Earthquake Hazard and Earthquake Risk

• Seismic hazard - probability of ground shaking exceeding some level (like 1 g) within some time period (like 50 years) at each location
• Seismic Risk - combination of Seismic Hazard with Population Expopsure and Infrastructure Vulnerability. Seismic hazard in Alaska and California is about the same, but Seismic Risk is Alaska is much less because of very low population
• Can't do anything about seismic hazard (except understand it and be aware of it)
• Can do something about Seismic Risk
  • Understand hazard
  • Land use regulations - don't build in dangerous areas
  • Building Codes
  • Emergency reponse
  • Real Time earthquake warnings (?)

Earthquake prediction and hazard

• A good prediction must specify location, magnitude, and time of the impending earthquake (no predictions yet reliably do all three).
• A prediction method must also be able to be understood and used by people other than just the originator (transferability).
• Approaches attempted have been
  • Microearthquakes (precursors or foreshocks)
  • Changes in elevation/tilt ( ground deformation)
  • Changing rock properties (seismic velocity, electrical resistivity, porosity,…) (all likely affected by opening/closing of small cracks in rock around faults)
• Water in wells - water levels, radon gas in wells
• Animal behavior - fails the 'transferability' test

Long Term Forecasts

• Paleoseismology - prehistorical record from earthquake trenching enabling estimating the recurrence interval over a longer time period - used along the San Andreas Fault
• Seismic gap theory ( short segments of active faults may show a time period with a lack of activity suggesting a higher likelihood of an earthquake occurring there)

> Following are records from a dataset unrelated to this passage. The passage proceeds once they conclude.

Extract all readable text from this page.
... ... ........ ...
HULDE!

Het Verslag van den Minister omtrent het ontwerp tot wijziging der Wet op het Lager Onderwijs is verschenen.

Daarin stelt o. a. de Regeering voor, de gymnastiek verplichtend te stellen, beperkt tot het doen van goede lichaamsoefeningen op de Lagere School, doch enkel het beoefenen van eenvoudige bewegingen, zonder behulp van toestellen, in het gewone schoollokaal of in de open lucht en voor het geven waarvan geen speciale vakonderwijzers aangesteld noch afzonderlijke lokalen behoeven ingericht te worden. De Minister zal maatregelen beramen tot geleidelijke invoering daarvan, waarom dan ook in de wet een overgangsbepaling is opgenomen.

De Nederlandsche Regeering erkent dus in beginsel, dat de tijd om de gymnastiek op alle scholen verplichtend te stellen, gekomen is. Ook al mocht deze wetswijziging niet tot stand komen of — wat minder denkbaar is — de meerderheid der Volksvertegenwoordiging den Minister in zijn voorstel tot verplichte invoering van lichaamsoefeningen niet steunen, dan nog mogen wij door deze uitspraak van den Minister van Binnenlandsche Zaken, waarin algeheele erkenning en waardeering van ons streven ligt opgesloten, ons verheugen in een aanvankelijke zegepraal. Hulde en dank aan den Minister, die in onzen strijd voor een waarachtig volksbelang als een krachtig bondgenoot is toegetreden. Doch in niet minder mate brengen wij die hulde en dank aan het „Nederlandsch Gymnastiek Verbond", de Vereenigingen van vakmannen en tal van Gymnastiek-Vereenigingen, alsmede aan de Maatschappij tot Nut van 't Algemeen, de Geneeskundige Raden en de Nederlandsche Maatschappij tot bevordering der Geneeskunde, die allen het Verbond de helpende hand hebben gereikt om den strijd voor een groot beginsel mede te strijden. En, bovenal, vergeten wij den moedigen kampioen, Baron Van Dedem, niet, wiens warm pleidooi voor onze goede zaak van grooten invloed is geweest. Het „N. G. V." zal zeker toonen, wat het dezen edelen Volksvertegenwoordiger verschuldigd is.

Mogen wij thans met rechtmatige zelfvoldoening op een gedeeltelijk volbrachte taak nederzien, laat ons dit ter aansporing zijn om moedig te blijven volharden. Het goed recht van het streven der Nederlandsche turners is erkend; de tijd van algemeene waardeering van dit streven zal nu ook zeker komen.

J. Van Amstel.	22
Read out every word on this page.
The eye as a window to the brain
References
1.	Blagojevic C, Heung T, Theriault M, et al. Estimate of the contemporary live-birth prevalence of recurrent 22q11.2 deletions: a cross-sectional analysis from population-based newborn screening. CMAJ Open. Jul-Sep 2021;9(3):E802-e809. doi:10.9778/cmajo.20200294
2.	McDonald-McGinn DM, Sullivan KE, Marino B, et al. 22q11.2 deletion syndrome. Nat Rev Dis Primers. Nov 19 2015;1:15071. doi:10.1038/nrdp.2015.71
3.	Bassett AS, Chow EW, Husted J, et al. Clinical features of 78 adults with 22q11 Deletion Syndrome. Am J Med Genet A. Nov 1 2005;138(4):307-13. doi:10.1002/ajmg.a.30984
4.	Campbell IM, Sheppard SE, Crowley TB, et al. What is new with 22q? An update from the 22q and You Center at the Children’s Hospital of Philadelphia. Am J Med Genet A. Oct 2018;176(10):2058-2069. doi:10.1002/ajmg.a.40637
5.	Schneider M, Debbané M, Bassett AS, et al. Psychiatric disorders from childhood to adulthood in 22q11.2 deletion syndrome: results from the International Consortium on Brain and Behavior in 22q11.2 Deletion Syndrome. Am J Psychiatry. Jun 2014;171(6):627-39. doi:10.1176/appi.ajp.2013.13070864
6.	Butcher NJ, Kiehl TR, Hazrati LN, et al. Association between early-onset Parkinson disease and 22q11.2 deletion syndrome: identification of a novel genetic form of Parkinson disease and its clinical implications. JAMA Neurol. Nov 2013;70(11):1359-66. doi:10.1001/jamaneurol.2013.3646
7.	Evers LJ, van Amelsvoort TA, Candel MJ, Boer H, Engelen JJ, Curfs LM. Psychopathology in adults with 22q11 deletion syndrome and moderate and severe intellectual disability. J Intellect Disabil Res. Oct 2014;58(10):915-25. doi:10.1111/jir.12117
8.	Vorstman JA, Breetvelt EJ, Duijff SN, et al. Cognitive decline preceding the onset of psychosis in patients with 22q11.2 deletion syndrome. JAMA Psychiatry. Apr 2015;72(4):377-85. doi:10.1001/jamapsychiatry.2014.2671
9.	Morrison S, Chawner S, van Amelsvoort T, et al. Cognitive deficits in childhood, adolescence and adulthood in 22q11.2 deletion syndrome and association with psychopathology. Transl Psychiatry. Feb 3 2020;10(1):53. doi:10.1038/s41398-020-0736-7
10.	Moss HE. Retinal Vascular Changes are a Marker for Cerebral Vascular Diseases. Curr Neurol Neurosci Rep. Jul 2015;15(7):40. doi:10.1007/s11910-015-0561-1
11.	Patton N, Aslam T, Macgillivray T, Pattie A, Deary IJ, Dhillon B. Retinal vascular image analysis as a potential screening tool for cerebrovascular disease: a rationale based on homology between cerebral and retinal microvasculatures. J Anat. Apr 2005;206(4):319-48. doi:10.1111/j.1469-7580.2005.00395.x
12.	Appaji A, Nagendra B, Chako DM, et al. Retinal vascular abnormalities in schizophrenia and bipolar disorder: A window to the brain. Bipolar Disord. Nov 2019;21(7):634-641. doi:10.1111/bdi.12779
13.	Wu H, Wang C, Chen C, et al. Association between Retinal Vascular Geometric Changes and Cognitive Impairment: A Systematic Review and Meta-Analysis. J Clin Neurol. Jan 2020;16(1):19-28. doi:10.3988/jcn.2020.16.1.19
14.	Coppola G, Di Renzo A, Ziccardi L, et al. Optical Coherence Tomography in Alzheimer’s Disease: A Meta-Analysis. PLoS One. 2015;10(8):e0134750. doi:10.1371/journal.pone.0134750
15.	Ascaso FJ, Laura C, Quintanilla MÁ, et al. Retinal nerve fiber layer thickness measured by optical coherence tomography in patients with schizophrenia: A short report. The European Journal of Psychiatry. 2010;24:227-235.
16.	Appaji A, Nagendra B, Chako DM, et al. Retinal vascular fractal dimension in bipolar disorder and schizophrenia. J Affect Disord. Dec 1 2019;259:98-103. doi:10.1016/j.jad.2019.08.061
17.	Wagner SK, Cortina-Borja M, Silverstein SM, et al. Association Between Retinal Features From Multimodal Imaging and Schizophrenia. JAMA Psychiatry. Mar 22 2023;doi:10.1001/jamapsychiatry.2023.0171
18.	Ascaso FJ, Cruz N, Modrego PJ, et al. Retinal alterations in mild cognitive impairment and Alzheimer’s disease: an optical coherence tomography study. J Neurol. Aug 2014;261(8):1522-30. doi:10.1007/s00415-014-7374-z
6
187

Intermediate Term Forcasts - Monitoring building of stress on faults might enable prediction on time scale of months (not yet proven)

Very short term earthquake warning - put seismographs very near known faults. Sensors could give 30 seconds or so of warning to major cities.

Earthquake Hazard in Arizona. There are 3 general areas in Arizona where earthquake hazard is modest (but in nearly all of Arizona the hazard is much less than in California)

• Earthquakes along San Andreas Fault in Southern California. Southwest corner of the state and city of Yuma have hazard from these earthquakes
• Northwest corner - from Flagstaff across Grand Canyon to Utah. Many small earthquakes, a few as big as magnitude 6. Caused by tectonic uplift?
• Southeast corner - a few small earthquakes, but in 1887 a magnitude 7 earthquake occurred just across the border in Mexico. It is not a plate boundary, the cause is not well understood.